Sexual pain in women is associated with significant morbidity and financial cost to the individual as well as their partners, families and the wider community. Chronic pelvic pain (CPP) is estimated to affect 15% of women aged 18-50 years2. There is a complex interplay of biological, behavioural, environmental and societal factors compounded by complex neurogenic innervation of closely related visceral and somatic structures, by the intimate nature of the area and impact on personal relationships and sexuality. Epidemiologic studies reveal a high community prevalence of chronic pelvic pain in women of reproductive age, with reported rates of 14.7 percent in the U.S.2
Once a diagnosis of possible pelvic floor dysfunction as a contribution to chronic pelvic pain is made, objective measurements and physiotherapy as a method of low-risk treatment is a logical, inexpensive and nonsurgical approach to treatment3 . 85% of patients with chronic pelvic pain present with dysfunction or impairments of the musculoskeletal system – eg poor posture and pelvic floor muscle imbalances 1.
Pelvic floor muscle (PFM) pain and increased tension are commonly associated with pelvic, vulval and sexual pain presentations and is an emerging reason for referral to pelvic floor physiotherapy. The addition of biofeedback provides the patient with objective information regarding the adequacy of pelvic floor training and objective assessment of changes in the baseline tone and strength for the physician3. The relationship between the symptom of PFM pain and the sign of altered PFM tension is not well understood but co-occurrence is frequently observed with causality difficult to prove. These 'tissue-focused' interventions play an important role, however there is strong evidence for a biopsychosocial approach to management of persistent pelvic floor muscle pain due to the high prevalence of contributing psychological variables. Both peripheral and central abnormalities have been implicated in vulvar / sexual pain indicating central hypersensitivity and therefore an inherent need to address central nervous system dysfunction.
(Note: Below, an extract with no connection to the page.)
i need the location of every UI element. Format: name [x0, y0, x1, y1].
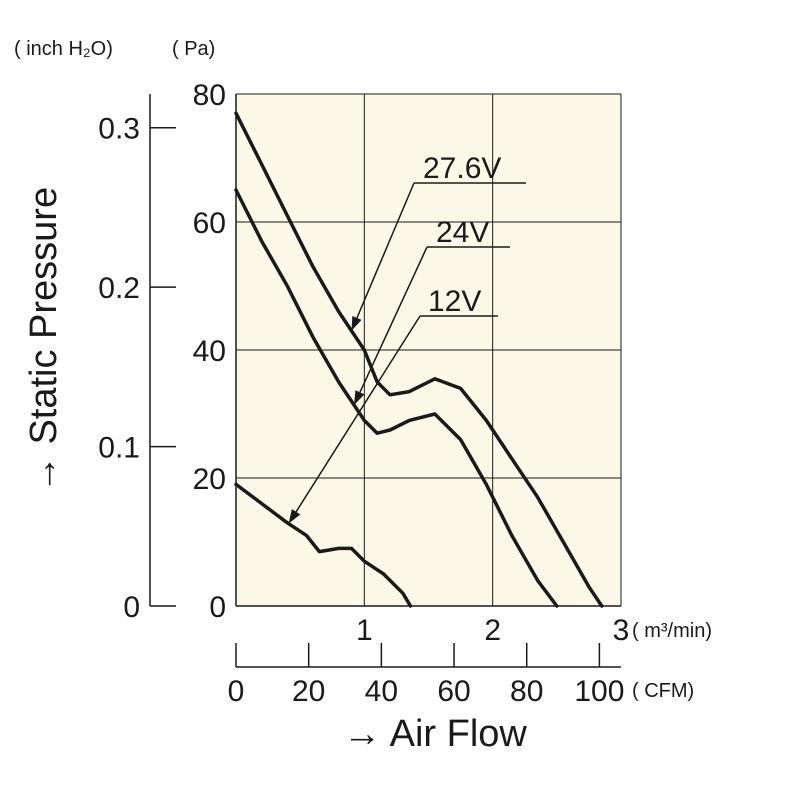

PFM dysfunction, mainly increased tension, plays a significant role in the maintenance and exacerbation of pelvic and sexual pain. Identification of a myofascial syndrome as a cause or contributing factor is a critical step in management of patients with chronic pelvic pain. Failure to recognise pelvic floor dysfunction could certainly contribute to the 24% to 40% negative laparoscopy rate in patients with chronic pelvic pain8. Attention to the pelvic floor musculature during pelvic examinations is an effective and inexpensive diagnostic strategy that can be life-changing for patients with pelvic pain, yet requires minimal time and effort.
Further Reading:
1. A.K. Srinivasan, J.D. Kaye, R. Moldwin, Myofascial dysfunction associated with chronic pelvic floor pain: management strategies, Curr Pain Headache Rep, 11 (2007), pp. 359–364
2. P. Latthe, M. Latthe, L. Say, M. Gulmezoglu, K.S. Khan, WHO systematic review of prevalence of chronic pelvic pain: a neglected reproductive health morbidity, BMC Public Health, 6 (2006), p. 177
3. Sinaki M, Meritt J, Stilwell G. Tension myalgia of the pelvic floor. Mayo Clin Proc. 1977;52:717-722
4. Prendergast SA, Weiss JM. Screening for musculoskeletal causes of pelvic pain. Clin Obstet Gynecol. 2003;46(4):773-782.
5. Howard FM. Chronic pelvic pain. Obstet Gynecol. 2003;101(3):594-611.